Type of Document Dissertation Author Morasch, Katherine Colona Author's Email Address firstname.lastname@example.org URN etd-04202007-152907 Title Explicit Memory and Brain-Electrical Activity in 10-month-old Infants Degree PhD Department Psychology Advisory Committee
Advisor Name Title Bell, Martha Ann Committee Chair Deater-Deckard, Kirby Committee Member Hoffman, Kurt A. Committee Member Smith, Cynthia L. Committee Member Keywords
- explicit memory
- developmental cognitive neuroscience
Date of Defense 2007-04-13 Availability unrestricted Abstract
One of the most intriguing and enduring issues in contemporary developmental cognitive neuroscience centers on the development of the ability to remember past experiences and the neural systems which support this capacity. Over the past 25 years, through methodological advancements and direct challenges to established assumptions, the focus of this developmental question has shifted to highlight the second half of the first year of life as the time when true explicit memory functionally emerges and begins to rapidly develop. The purpose of the following study was to test specific hypotheses regarding the biobehavioral development of explicit memory during infancy and present a new approach to studying the behavioral and physiological expression of this system. This study, which was guided by hypothesized neural substrates of this memory system, is the first direct investigation of continuous brain electrical activity during both the encoding and retrieval phases of explicit memory processing in infants. Memory-related differences in behavior and task-related brain activity in individual cortical areas were of particular interest.
The results of this study provided some support for the hypothesis that baseline-to-task changes in EEG power can distinguish between successful and unsuccessful ordered-recall memory. Specifically, decreases in brain-electrical activity relative to a baseline period were found at both frontal and temporal locations during stimulus encoding and retrieval for infants who failed the recall tests. However, either no change, or increases in EEG power at frontal and temporal sites was related to successful performance on this task.

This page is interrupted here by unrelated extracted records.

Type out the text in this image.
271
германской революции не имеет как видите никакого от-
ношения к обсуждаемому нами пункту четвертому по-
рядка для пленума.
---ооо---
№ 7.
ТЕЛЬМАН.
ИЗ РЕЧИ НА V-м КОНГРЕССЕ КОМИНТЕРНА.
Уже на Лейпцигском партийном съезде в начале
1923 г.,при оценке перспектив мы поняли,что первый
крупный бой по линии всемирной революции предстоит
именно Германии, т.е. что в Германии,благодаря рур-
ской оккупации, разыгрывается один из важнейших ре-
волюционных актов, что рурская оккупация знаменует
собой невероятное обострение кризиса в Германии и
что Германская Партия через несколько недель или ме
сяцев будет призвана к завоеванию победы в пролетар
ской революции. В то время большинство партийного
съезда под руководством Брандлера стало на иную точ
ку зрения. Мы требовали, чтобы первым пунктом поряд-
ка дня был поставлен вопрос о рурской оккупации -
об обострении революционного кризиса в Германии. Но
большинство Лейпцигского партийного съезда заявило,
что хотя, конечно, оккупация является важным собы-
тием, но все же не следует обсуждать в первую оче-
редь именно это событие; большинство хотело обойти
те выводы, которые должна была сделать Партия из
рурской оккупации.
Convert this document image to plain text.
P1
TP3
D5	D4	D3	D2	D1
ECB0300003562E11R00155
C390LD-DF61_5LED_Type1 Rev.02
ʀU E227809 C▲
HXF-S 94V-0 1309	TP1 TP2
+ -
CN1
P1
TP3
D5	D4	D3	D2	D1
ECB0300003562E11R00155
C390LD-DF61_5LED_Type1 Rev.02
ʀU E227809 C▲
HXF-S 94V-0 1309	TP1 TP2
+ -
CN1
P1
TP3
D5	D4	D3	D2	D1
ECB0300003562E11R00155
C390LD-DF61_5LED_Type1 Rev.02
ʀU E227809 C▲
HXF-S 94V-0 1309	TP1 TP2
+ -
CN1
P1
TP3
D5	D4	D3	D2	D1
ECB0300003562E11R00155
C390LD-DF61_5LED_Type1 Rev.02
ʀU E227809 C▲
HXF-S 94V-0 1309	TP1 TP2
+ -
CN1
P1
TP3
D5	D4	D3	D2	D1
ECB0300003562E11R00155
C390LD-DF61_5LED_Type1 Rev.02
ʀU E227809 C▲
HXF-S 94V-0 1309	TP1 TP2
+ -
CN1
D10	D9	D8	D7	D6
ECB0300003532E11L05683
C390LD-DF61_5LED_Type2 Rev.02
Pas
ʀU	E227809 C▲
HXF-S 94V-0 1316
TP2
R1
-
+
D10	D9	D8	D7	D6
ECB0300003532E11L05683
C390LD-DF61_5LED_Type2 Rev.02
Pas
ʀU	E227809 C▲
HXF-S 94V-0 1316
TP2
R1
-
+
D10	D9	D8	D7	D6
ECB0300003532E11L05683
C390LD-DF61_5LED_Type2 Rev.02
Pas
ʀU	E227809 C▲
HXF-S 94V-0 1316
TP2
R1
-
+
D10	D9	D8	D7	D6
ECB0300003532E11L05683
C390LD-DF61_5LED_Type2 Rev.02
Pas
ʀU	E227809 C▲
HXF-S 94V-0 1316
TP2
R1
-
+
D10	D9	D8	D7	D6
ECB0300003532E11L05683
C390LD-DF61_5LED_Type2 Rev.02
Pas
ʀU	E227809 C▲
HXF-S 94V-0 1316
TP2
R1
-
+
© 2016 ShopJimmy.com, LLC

In addition, different patterns of brain-electrical activity were present for correct and incorrect responses from the same child.
This study contributes to our understanding of the biobehavioral expression of infant explicit memory in three main ways. First, changes in both frontal and temporal lobe activity are directly involved in explicit memory processing both during event encoding as well as retrieval. Second, this work provides evidence of a developmentally appropriate and valid pattern of electrophysiology specific to explicit memory processing. Finally, this study bridges the gap between a classic behavioral task of infant memory (which has been conceptually linked to neuropsychological data) and current developmental cognitive neuroscience.